В последний день перед отъездом в Забайкалье я распорядился доставить всех каторжан и ссыльных, осужденных не по уголовным статьям, в Иркутск и Читу, в зависимости от места нахождения. Разумеется, снять со всех кандалы, если кто-то еще удостоен такой «чести».
Нижних чинов — участников выступления декабристов в Забайкалье — было несколько человек, и я приказал их всех сразу же привезти в Сретенск. Дергать кота за усы — не самое разумное занятие, и вряд ли Государю понравится их фактическое освобождение, если они, например, окажутся в Иркутске.
А глухое Забайкалье и последующее Приамурье — как раз то, что надо. Думаю, царя-батюшку это очень устроит.
Все задуманное должны осуществить специальные люди, отобранные и проинструктированные Яном. Всего их будет десять человек в сопровождении десятка казаков.
Выбора у освобождаемых, на самом деле, нет никакого. Как говорят в XXI веке, от слова «совсем». Я не любил, когда так говорят, но эта дурацкая фраза идеально отражает положение дел.
Те, кто не пожелает служить в компании, будут этапированы в Красноярск, и как только они окажутся на левом берегу Бирюсы, их ждут кандалы, а затем пеший этап.

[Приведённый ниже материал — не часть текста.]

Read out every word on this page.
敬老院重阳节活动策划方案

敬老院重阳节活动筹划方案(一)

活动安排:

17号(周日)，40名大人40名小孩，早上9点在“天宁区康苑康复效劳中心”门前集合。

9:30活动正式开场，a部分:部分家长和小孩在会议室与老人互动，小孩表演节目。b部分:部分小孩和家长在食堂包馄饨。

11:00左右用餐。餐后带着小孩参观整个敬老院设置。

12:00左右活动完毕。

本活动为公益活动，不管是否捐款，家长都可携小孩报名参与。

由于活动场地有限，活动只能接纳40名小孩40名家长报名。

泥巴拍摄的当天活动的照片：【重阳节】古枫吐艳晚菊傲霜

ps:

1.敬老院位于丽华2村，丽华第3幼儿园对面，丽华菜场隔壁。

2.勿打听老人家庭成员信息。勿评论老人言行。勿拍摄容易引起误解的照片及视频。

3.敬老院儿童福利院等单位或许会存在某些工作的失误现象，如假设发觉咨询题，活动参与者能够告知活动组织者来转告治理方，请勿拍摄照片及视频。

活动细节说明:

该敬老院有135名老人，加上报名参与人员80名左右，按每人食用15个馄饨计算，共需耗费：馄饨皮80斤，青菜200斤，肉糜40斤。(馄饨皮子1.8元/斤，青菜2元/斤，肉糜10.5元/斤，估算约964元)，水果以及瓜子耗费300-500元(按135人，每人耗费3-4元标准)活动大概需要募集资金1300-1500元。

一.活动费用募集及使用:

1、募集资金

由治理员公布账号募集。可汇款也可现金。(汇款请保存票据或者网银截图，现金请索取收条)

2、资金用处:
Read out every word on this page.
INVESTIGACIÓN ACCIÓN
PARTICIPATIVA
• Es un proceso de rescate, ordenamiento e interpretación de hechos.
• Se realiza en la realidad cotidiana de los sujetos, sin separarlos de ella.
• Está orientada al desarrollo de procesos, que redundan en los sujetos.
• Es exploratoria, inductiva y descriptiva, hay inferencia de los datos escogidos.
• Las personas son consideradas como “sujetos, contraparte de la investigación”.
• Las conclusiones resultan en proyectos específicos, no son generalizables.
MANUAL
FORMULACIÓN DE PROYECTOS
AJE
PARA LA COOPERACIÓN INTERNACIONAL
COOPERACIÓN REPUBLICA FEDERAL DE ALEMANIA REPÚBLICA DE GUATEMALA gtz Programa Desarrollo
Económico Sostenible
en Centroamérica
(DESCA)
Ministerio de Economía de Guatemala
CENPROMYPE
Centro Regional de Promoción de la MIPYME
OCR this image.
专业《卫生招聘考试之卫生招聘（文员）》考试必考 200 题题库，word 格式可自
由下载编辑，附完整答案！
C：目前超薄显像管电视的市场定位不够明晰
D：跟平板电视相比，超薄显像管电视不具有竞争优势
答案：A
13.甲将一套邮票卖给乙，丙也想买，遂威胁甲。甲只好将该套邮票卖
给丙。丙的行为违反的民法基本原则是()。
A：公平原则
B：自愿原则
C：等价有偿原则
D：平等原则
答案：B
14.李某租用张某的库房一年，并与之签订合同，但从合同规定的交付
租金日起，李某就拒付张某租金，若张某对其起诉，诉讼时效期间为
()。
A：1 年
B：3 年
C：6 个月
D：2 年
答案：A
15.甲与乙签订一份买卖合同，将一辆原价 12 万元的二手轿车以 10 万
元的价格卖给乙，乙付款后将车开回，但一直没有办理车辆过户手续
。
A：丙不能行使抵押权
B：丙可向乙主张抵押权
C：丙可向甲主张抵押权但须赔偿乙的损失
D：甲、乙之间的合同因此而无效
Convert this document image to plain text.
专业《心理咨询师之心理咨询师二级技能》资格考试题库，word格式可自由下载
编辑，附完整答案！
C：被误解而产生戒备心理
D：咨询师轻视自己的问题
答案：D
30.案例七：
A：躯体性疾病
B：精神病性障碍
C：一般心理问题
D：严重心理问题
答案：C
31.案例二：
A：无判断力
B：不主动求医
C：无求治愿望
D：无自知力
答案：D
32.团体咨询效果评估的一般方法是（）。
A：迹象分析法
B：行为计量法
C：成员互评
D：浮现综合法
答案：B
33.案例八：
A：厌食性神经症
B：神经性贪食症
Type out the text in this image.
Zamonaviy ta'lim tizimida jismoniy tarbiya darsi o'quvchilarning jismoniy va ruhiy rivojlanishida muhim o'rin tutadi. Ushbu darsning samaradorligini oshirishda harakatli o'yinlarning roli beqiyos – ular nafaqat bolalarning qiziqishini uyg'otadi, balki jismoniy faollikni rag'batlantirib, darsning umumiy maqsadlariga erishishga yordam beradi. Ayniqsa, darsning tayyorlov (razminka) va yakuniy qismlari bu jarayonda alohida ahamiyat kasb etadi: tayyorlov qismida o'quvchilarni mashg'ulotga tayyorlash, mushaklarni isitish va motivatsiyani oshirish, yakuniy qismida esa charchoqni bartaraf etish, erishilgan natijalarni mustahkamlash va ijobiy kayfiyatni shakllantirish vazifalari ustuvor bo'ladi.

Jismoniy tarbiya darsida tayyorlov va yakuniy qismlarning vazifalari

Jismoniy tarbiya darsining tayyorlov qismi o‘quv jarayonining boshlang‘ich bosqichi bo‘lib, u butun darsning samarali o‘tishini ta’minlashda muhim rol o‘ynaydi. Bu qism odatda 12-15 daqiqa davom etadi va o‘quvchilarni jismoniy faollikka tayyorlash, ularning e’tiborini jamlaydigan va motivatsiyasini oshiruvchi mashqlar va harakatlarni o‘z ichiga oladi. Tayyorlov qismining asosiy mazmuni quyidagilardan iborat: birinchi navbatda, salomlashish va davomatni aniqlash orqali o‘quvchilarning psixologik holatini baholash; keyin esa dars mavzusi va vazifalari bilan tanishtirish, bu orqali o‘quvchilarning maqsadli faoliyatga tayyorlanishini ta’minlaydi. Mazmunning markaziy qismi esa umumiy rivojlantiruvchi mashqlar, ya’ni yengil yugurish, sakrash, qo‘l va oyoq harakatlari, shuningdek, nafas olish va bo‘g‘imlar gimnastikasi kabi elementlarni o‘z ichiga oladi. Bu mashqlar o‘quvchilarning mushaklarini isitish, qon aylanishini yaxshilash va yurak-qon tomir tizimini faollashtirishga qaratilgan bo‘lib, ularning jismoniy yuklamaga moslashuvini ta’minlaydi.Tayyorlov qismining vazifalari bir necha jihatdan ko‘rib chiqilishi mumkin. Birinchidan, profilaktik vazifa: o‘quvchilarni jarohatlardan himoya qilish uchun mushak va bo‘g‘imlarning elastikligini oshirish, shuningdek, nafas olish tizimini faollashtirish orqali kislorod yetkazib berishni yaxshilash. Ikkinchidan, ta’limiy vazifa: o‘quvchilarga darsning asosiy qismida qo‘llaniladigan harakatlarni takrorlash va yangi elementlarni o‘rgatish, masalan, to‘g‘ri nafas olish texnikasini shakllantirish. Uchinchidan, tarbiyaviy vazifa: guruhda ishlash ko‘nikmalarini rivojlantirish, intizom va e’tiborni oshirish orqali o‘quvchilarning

До Красноярска это около четырехсот верст, и идти придется не меньше месяца, а потом — этапирование на другие каторги, которых в той же Енисейской губернии достаточно.
Так что «отказников», думаю, не будет, тем более господам-декабристам будет сразу предоставлено право выбора: Иркутск или Чита.
Иркутск — это служба в Приангарье и Якутии. Чита — Забайкалье, Камчатка, Приамурье или иное.
Решения, что и как делать с тысячами осужденных по уголовным статьям и по военным, таким как, например, дезертирство, пока нет.
Откровенный уголовный элемент пойдет по этапу в Красноярск. С беглыми надо работать персонально. А вот что делать с теми, кто, например, осужден за убийство помещиков или за воровство от безнадеги? Или с теми же староверами?
Таких тут вагон и маленькая тележка — тех, кого бесчеловечный общественный строй империи во главе с царем-батюшкой сделал преступниками.
Самая главная проблема в этом деле — кадровая, то есть, попросту говоря, кто будет заниматься этой публикой, особенно фильтрацией людей с уголовными статьями. Сейчас одна надежда, что Ян быстро подберет необходимых людей и пришлет их сюда.
Дорога до Нерчинска была вполне приличной. Каких-либо сомнений в том, как она будет проходить, у Василия не было, и работы по её реконструкции шли полным ходом. Это сразу же сказалось на скорости нашего передвижения, и, особо не напрягаясь, мы преодолели двести шестьдесят верст за три дня.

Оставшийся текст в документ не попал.